Stavudine (d4T) interacts with several drugs mainly through toxicity or antagonism. It should not be combined with zidovudine, as both reduce each other’s effect, or with didanosine or hydroxyurea, which increase the risk of pancreatitis, neuropathy, and lactic acidosis. Ribavirin decreases stavudine’s activation and raises toxicity. Alcohol, neurotoxic (e.g., isoniazid) and hepatotoxic drugs (e.g., ketoconazole) can worsen side effects. Stavudine is renally excreted with minimal metabolic interactions, but renal impairment or nephrotoxic drugs may affect its clearance.

FOOD INTERACTIONS

Stavudine absorption is not affected by food, so it can be taken with or without meals. However, it is best to take it consistently the same way each time to maintain stable drug levels. There are no significant food interactions, but alcohol should be avoided as it increases the risk of pancreatitis and liver toxicity. Maintaining a balanced diet may help reduce side effects such as neuropathy and lactic acidosis.

CONTRAINDICATIONS

Stavudine is contraindicated in patients with hypersensitivity to the drug, a history of pancreatitis or severe peripheral neuropathy, and in those with severe liver disease or prior lactic acidosis/hepatic steatosis from NRTI therapy. It should not be used together with zidovudine (AZT) due to antagonistic effects. Caution is advised in patients with renal impairment, obesity, alcoholism, or prolonged NRTI use, as these increase the risk of mitochondrial toxicity.

SIDE EFFECTS

• Peripheral neuropathy.

• Lactic acidosis and hepatotoxicity.

• Unusual tiredness or weakness.

• Nausea, vomiting, and stomach pain.

• Trouble breathing.

• Yellowing of the skin or eyes (jaundice).

• Dark urine.

• Pancreatitis.

• Lipodystrophy.

• Immune reconstitution inflammatory syndrome (IRIS).

OVERDOSE

• Nausea and vomiting.

• Headache.

• Fatigue or excessive tiredness and weakness.
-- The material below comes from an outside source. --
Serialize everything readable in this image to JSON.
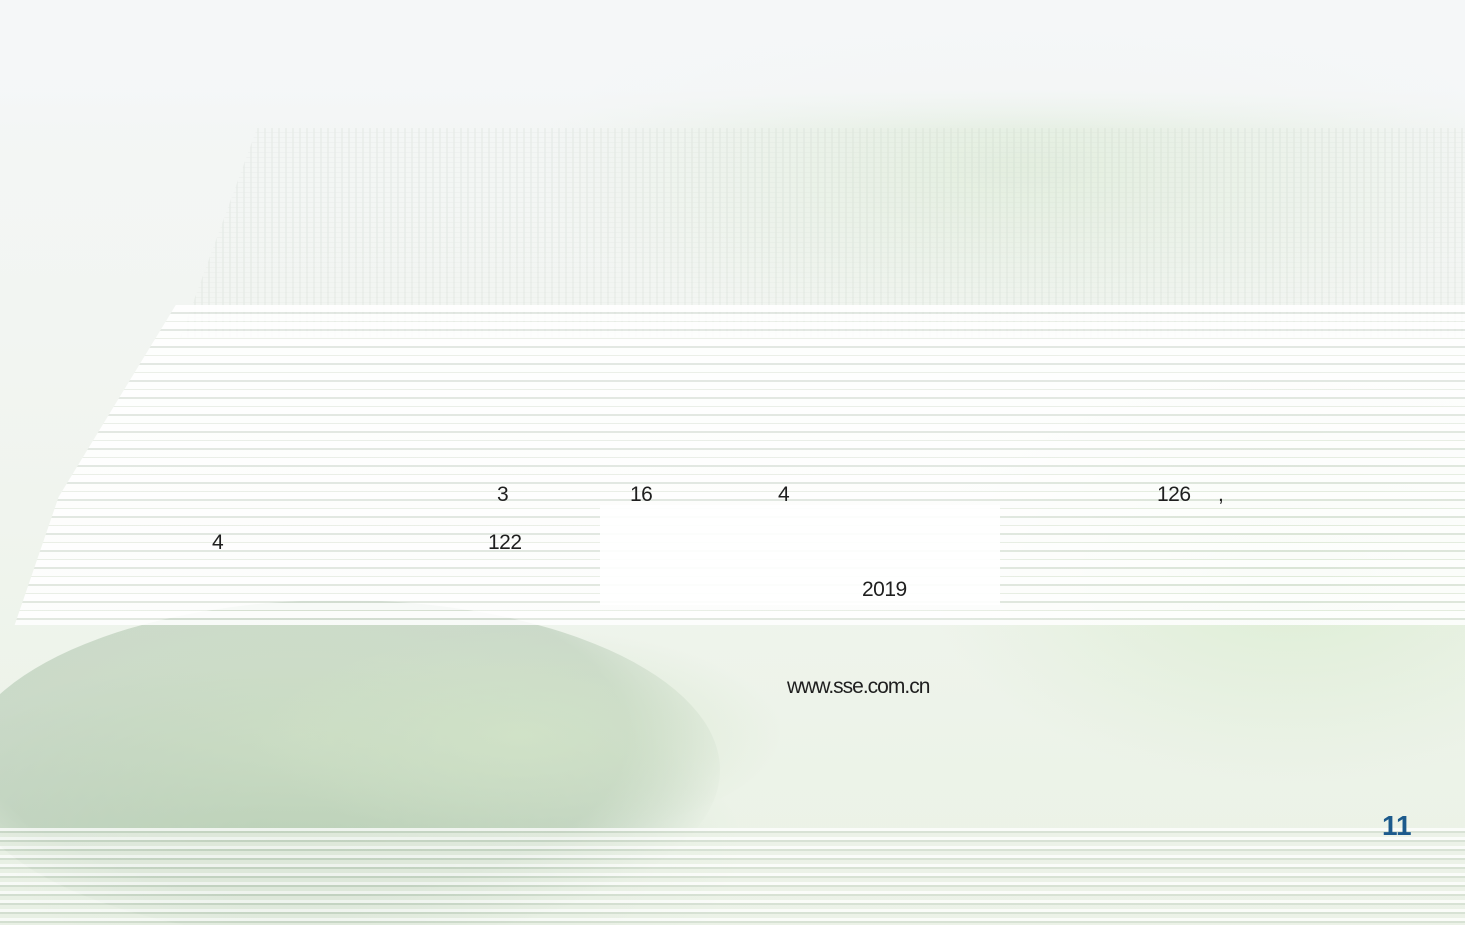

• Numbness, tingling, burning, or pain in the hands or feet (peripheral neuropathy).

• Unusual or severe stomach pain.

• Shortness of breath.

TOXICITY

Stavudine toxicity is primarily due to mitochondrial dysfunction. The most common and serious effects include peripheral neuropathy, which may be irreversible, pancreatitis, and lactic acidosis with hepatic steatosis, especially with prolonged use or in patients with obesity or concurrent NRTI therapy. Other toxicities include hepatotoxicity, gastrointestinal upset, myopathy, and lipodystrophy with fat redistribution and metabolic changes. Early recognition and discontinuation of stavudine at the onset of symptoms are crucial to prevent permanent damage.